Zelensky, caught between the United States and Iran after a U.S. drone strike killed Maj. Gen. Qasem Soleimani, the leader of Iran’s Revolutionary Guard Corps’ Quds Force, had the difficult task of securing the “cooperation of Western backers and Iran without being drawn into either side’s narrative of the Iran-U. S. conflict,” said Katharine Quinn-Judge, a Kyiv-based analyst for International Crisis Group.

Four days after the plane went down, Zelensky announced that he and Iranian President Hassan Rouhani had “agreed on full legal and technical cooperation, including compensation issues.”

“Once again, Zelensky walked a thin diplomatic balance beam and came out without falling flat on his face,” said Nina Jankowicz, a scholar at the Wilson Center. “For a political novice, he seems to have a keen sense of exactly how to appease opposing factions in order to protect Ukraine’s interests.”

Ukraine has the kind of closure from Iran it still hasn’t received from Russia for the July 2014 downing of Malaysia Airlines Flight 17. That plane was shot down by a missile launched from rebel territory in eastern Ukraine, killing all 298 on board.

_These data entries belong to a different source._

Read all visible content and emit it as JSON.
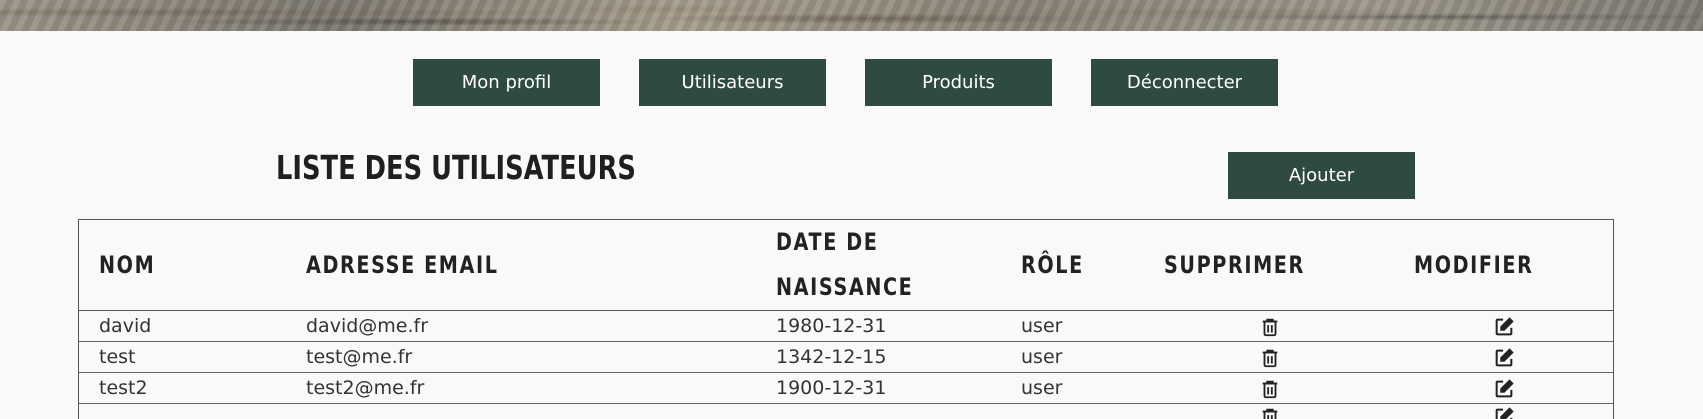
{
  "nav": {
    "items": [
      {
        "label": "Mon profil"
      },
      {
        "label": "Utilisateurs"
      },
      {
        "label": "Produits"
      },
      {
        "label": "Déconnecter"
      }
    ]
  },
  "page": {
    "title": "LISTE DES UTILISATEURS",
    "add_label": "Ajouter"
  },
  "table": {
    "headers": {
      "name": "NOM",
      "email": "ADRESSE EMAIL",
      "birth_line1": "DATE DE",
      "birth_line2": "NAISSANCE",
      "role": "RÔLE",
      "delete": "SUPPRIMER",
      "edit": "MODIFIER"
    },
    "rows": [
      {
        "name": "david",
        "email": "david@me.fr",
        "birth": "1980-12-31",
        "role": "user"
      },
      {
        "name": "test",
        "email": "test@me.fr",
        "birth": "1342-12-15",
        "role": "user"
      },
      {
        "name": "test2",
        "email": "test2@me.fr",
        "birth": "1900-12-31",
        "role": "user"
      }
    ],
    "icons": {
      "delete": "trash-icon",
      "edit": "edit-icon"
    }
  },
  "colors": {
    "button_bg": "#2f4a3f",
    "button_text": "#ffffff",
    "page_bg": "#f9f9f9"
  }
}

A team of investigators from Australia, Belgium, Malaysia, the Netherlands and Ukraine identified a Russian military unit in charge of the antiaircraft missile system and has pursued prosecution of the Russian and Ukrainian citizens allegedly involved. Russia continues to deny any part in the incident.

“When an airplane departed from a European capital five-plus years ago, Europe still hasn’t finished its investigation into this catastrophe and can’t say who’s guilty,” Danilov said. “In our case, a lot less time has passed in order to understand what happened.”
...
A Ukrainian team of 45 experts and search-and-rescue personnel, including some who worked on the Malaysia Airlines case, arrived in Tehran early Thursday to investigate the cause of the Ukrainian International Airlines crash and identify the bodies. Ukrainian Foreign Minister Vadym Prystaiko told reporters Friday that “as it happens with these cases, the investigation team is not happy.”

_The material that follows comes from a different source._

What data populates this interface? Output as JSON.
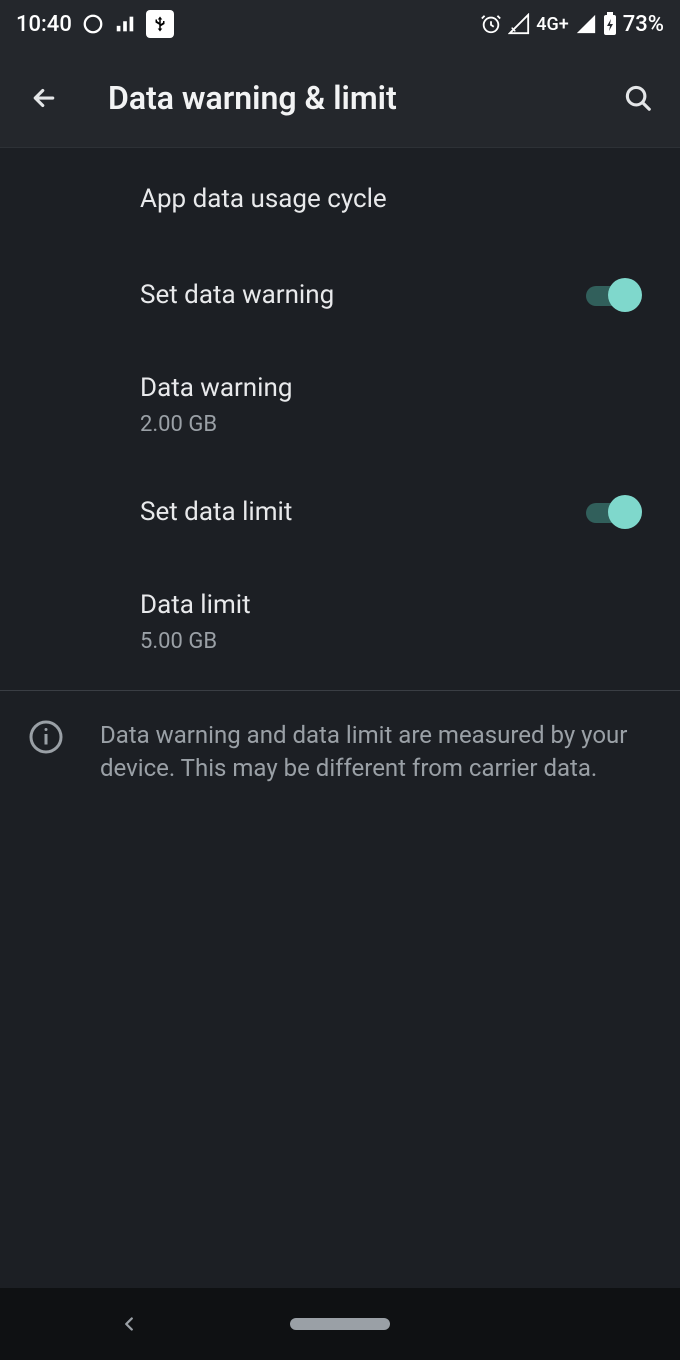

“They want to have more access, they want to have more rapid access,” Prystaiko said. “They want to have more info, and so and so forth. Whether this is justified as the requests, that is very difficult to tell.”

Photos purported to be from the crash site posted on social media showed remnants of a missile from the Russian-made Tor air defense system, known in NATO parlance as the SA-15 Gauntlet. Russia has exported the surface-to-air missile system to several countries, including Iran in 2005. It’s designed to hit targets in the short to medium range.
...
But among the challenges investigators faced was that the crash site was quickly cleared and bulldozed. Parts of the plane were taken to a nearby hangar. Ukraine didn’t get access to the black box until Friday. Prystaiko said investigators were examining pieces of the plane and the chemical residue on it, and were also at a hospital “analyzing the bodies of the people who perished in the crash.”

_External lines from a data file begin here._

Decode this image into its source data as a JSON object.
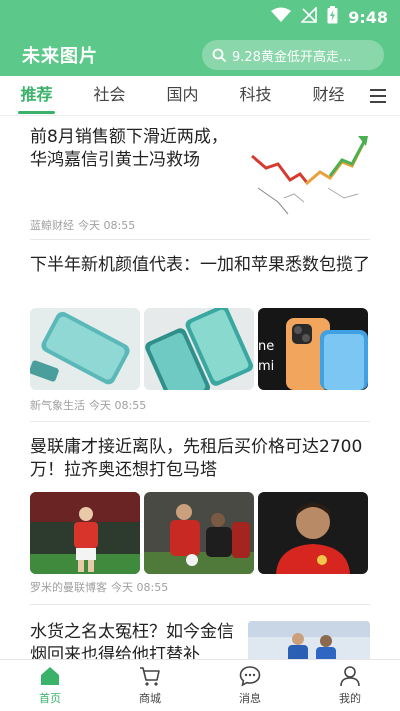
{
  "status": {
    "time": "9:48",
    "icons": [
      "wifi-icon",
      "signal-off-icon",
      "battery-charging-icon"
    ]
  },
  "app": {
    "logo": "未来图片"
  },
  "search": {
    "placeholder": "9.28黄金低开高走..."
  },
  "tabs": [
    {
      "label": "推荐",
      "active": true
    },
    {
      "label": "社会",
      "active": false
    },
    {
      "label": "国内",
      "active": false
    },
    {
      "label": "科技",
      "active": false
    },
    {
      "label": "财经",
      "active": false
    }
  ],
  "feed": [
    {
      "title": "前8月销售额下滑近两成，华鸿嘉信引黄士冯救场",
      "source": "蓝鲸财经",
      "time": "今天 08:55",
      "image": "stock-chart-thumbnail"
    },
    {
      "title": "下半年新机颜值代表：一加和苹果悉数包揽了",
      "source": "新气象生活",
      "time": "今天 08:55",
      "images": [
        "green-phone-front-photo",
        "green-phone-angle-photo",
        "iphone-orange-blue-photo"
      ],
      "image_text": "ne mi"
    },
    {
      "title": "曼联庸才接近离队，先租后买价格可达2700万！拉齐奥还想打包马塔",
      "source": "罗米的曼联博客",
      "time": "今天 08:55",
      "images": [
        "player-red-kit-photo",
        "players-discussion-photo",
        "player-portrait-photo"
      ]
    },
    {
      "title": "水货之名太冤枉？如今金信烟回来也得给他打替补",
      "image": "football-match-photo"
    }
  ],
  "bottom_nav": [
    {
      "label": "首页",
      "icon": "home-icon",
      "active": true
    },
    {
      "label": "商城",
      "icon": "cart-icon",
      "active": false
    },
    {
      "label": "消息",
      "icon": "message-icon",
      "active": false
    },
    {
      "label": "我的",
      "icon": "user-icon",
      "active": false
    }
  ],
  "colors": {
    "brand": "#5cc889",
    "tab_active": "#3bb26a",
    "meta": "#a0a0a0"
  }
}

Why clear and bulldoze the crash site and destroy the chain of evidence if, at the same time, you are admitting you did it by mistake? Something don't add up.
 
People weren’t buying the coverup and Canada.

You bullshit the US, Russia, Ukraine, but Canada... can’t do it. Their record is too strong and this plan had too many Iranian Canadians on it to bullshit Canada.

At some point, Iran recognized ‘We’re fucked!’ Then the truth.
 
It just keeps getting worse:
The Wall Street Journal reported last week that in the wake of the airstrike, the president “told associates he was under pressure to deal with Gen. Soleimani from GOP senators he views as important supporters in his coming impeachment trial in the Senate.” Over the weekend, the New York Times reported something similar:

He told some associates that he wanted to preserve the support of Republican hawks in the Senate in the coming impeachment trial, naming Senator Tom Cotton of Arkansas as an example, even though they had not spoken about Iran since before Christmas.